Religious romp doesn't deliver laughs despite stellar comedic cast
Little Hours
Kate Micucci, Alison Brie and Aubrey Plaza star in The Little Hours, currently on view at the Park Theatre.
The Little Hours. Written and directed by Jeff Baena. Starring Aubrey Plaza, Alison Brie, Kate Micucci and Dave Franco. Rating: 4 (out of 10). Now showing at Park Theatre.

Where angels go, trouble follows.

That’s not only the title of a 1968 nun-com (Rosalind Russell as Mother Superior!) but also a general rule about films featuring priests and nuns; stripped of scandal, a film focused on religious life would be holy, and – let’s face it – wholly boring.  

Director-writer Jeff Baena aims for a religious romp and sets his film in 14th-century Italy, at a convent occupied by some very dissatisfied holy women.
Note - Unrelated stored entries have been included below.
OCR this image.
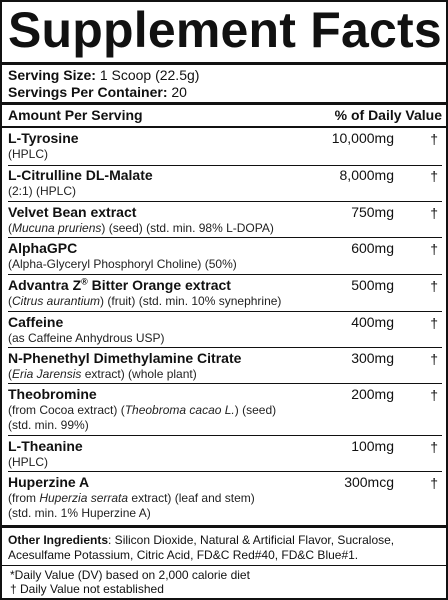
Supplement Facts
Serving Size: 1 Scoop (22.5g)
Servings Per Container: 20
Amount Per Serving	% of Daily Value
L-Tyrosine
(HPLC)
10,000mg	†
L-Citrulline DL-Malate
(2:1) (HPLC)
8,000mg	†
Velvet Bean extract
(Mucuna pruriens) (seed) (std. min. 98% L-DOPA)
750mg	†
AlphaGPC
(Alpha-Glyceryl Phosphoryl Choline) (50%)
600mg	†
Advantra Z® Bitter Orange extract
(Citrus aurantium) (fruit) (std. min. 10% synephrine)
500mg	†
Caffeine
(as Caffeine Anhydrous USP)
400mg	†
N-Phenethyl Dimethylamine Citrate
(Eria Jarensis extract) (whole plant)
300mg	†
Theobromine
(from Cocoa extract) (Theobroma cacao L.) (seed)
(std. min. 99%)
200mg	†
L-Theanine
(HPLC)
100mg	†
Huperzine A
(from Huperzia serrata extract) (leaf and stem)
(std. min. 1% Huperzine A)
300mcg	†
Other Ingredients: Silicon Dioxide, Natural & Artificial Flavor, Sucralose, Acesulfame Potassium, Citric Acid, FD&C Red#40, FD&C Blue#1.
*Daily Value (DV) based on 2,000 calorie diet
† Daily Value not established
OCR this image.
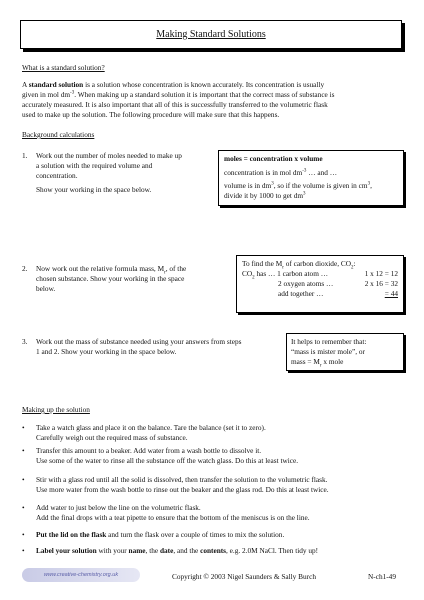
Making Standard Solutions
What is a standard solution?
A standard solution is a solution whose concentration is known accurately. Its concentration is usually
given in mol $dm^{-3}$. When making up a standard solution it is important that the correct mass of substance is
accurately measured. It is also important that all of this is successfully transferred to the volumetric flask
used to make up the solution. The following procedure will make sure that this happens.
Background calculations
1. Work out the number of moles needed to make up
a solution with the required volume and
concentration.
Show your working in the space below.
moles = concentration x volume
concentration is in mol $dm^{-3}$ … and …
volume is in $dm^3$, so if the volume is given in $cm^3$,
divide it by 1000 to get $dm^3$
2. Now work out the relative formula mass, $M_r$, of the
chosen substance. Show your working in the space
below.
To find the $M_r$ of carbon dioxide, $CO_2$:
$CO_2$ has … 1 carbon atom …	1 x 12 = 12
2 oxygen atoms …	2 x 16 = 32
add together …	= 44
3. Work out the mass of substance needed using your answers from steps
1 and 2. Show your working in the space below.
It helps to remember that:
“mass is mister mole”, or
mass = $M_r$ x mole
Making up the solution
• Take a watch glass and place it on the balance. Tare the balance (set it to zero).
Carefully weigh out the required mass of substance.
• Transfer this amount to a beaker. Add water from a wash bottle to dissolve it.
Use some of the water to rinse all the substance off the watch glass. Do this at least twice.
• Stir with a glass rod until all the solid is dissolved, then transfer the solution to the volumetric flask.
Use more water from the wash bottle to rinse out the beaker and the glass rod. Do this at least twice.
• Add water to just below the line on the volumetric flask.
Add the final drops with a teat pipette to ensure that the bottom of the meniscus is on the line.
• Put the lid on the flask and turn the flask over a couple of times to mix the solution.
• Label your solution with your name, the date, and the contents, e.g. 2.0M NaCl. Then tidy up!
www.creative-chemistry.org.uk	Copyright © 2003 Nigel Saunders & Sally Burch	N-ch1-49
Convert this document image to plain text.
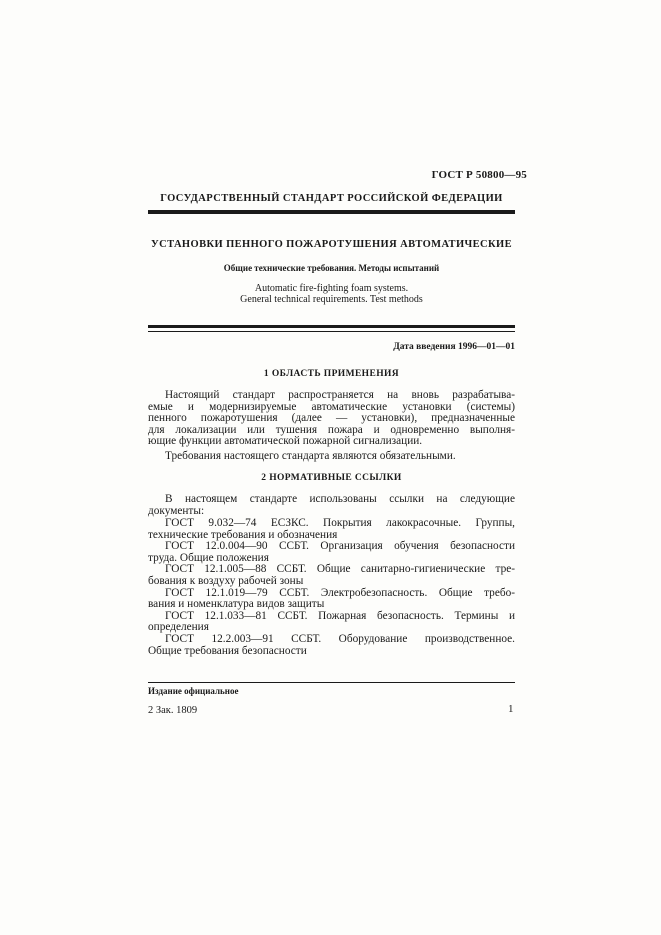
ГОСТ Р 50800—95
ГОСУДАРСТВЕННЫЙ СТАНДАРТ РОССИЙСКОЙ ФЕДЕРАЦИИ
УСТАНОВКИ ПЕННОГО ПОЖАРОТУШЕНИЯ АВТОМАТИЧЕСКИЕ
Общие технические требования. Методы испытаний
Automatic fire-fighting foam systems.
General technical requirements. Test methods
Дата введения 1996—01—01
1 ОБЛАСТЬ ПРИМЕНЕНИЯ
Настоящий стандарт распространяется на вновь разрабатыва-
емые и модернизируемые автоматические установки (системы)
пенного пожаротушения (далее — установки), предназначенные
для локализации или тушения пожара и одновременно выполня-
ющие функции автоматической пожарной сигнализации.
Требования настоящего стандарта являются обязательными.
2 НОРМАТИВНЫЕ ССЫЛКИ
В настоящем стандарте использованы ссылки на следующие
документы:
ГОСТ 9.032—74 ЕСЗКС. Покрытия лакокрасочные. Группы,
технические требования и обозначения
ГОСТ 12.0.004—90 ССБТ. Организация обучения безопасности
труда. Общие положения
ГОСТ 12.1.005—88 ССБТ. Общие санитарно-гигиенические тре-
бования к воздуху рабочей зоны
ГОСТ 12.1.019—79 ССБТ. Электробезопасность. Общие требо-
вания и номенклатура видов защиты
ГОСТ 12.1.033—81 ССБТ. Пожарная безопасность. Термины и
определения
ГОСТ 12.2.003—91 ССБТ. Оборудование производственное.
Общие требования безопасности
Издание официальное
2 Зак. 1809	1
Baena evidently based his tale on Boccaccio’s The Decameron novellas, which stamps the film with a mark of importance that the script just can’t deliver on, despite a stellar comedic cast.

Sisters Alessandra (Alison Brie), Fernanda (Aubrey Plaza) and Genevra (Kate Micucci) spend their days complaining about their daily routine and hoping for something better. They are collectively so nasty that they drive away the convent’s kindly labourer, aggrieving Father Tommasso (John C. Reilly) to no end. But after a mishap on the road, Father takes in a young man on the run from his angry master (a deadpan Nick Offerman) and explains to the women that he is a deaf mute, hoping that fact will stop any abuse or arousal before it starts. “They can have a pack mentality,” Father warns his hunky charge.

But Massetto (Dave Franco) is catnip to the long-repressed inmates of the nunnery, leading all three women to act on their desires in disastrous (and mostly plot-puzzling) ways. Alessandra is an ace at embroidery but keeps hoping her father will raise enough money for a dowry and marry her off; Fernanda routinely disappears with the convent’s donkey and wears an out-of-season habit; and Genevra has more than a few secrets of her own. (Which is the bigger sin: to be a witch or to be Jewish?)

Sadly, none of these scenarios elicits more than a half-chuckle as the story spools to its cutesy conclusion.

Everyday people swearing up a storm onscreen is old hat: watching senior citizens talk like hardened criminals and angelic-looking kids cuss with abandon no longer has shock value. So perhaps listening to nuns drop language that would make a gangster blush is the last f-bomb frontier, but it’s an angle that wears thin after the first tirade.

And disappointingly, everyone plays to stereotype: Plaza is once again petulant and sullen; Brie is predictably prissy; and Jemima Kirke (HBO’s “Girls”) is naked, as usual, as a free-spirited friend of Fernanda’s who wanders onto the abbey grounds one day.

Molly Shannon, playing Mother Superior – an evolution of sorts of her Saturday Night Live Catholic schoolgirl character – is utterly wasted, as is Paul Reiser in a blink-and-you’ll-miss-him turn as Alessandra’s penny-pinching father. Lauren Weedman (HBO’s “Looking”) as the lord’s long-suffering wife, the horny reason for Massetto’s banishment, is the lone standout.

Plaza produces The Little Hours, while cinematographer Quyen Tran has no problem making the verdant Tuscan countryside look picture-perfect. It’s the laughs that are in short supply, leaving the film needing some sort of a miracle.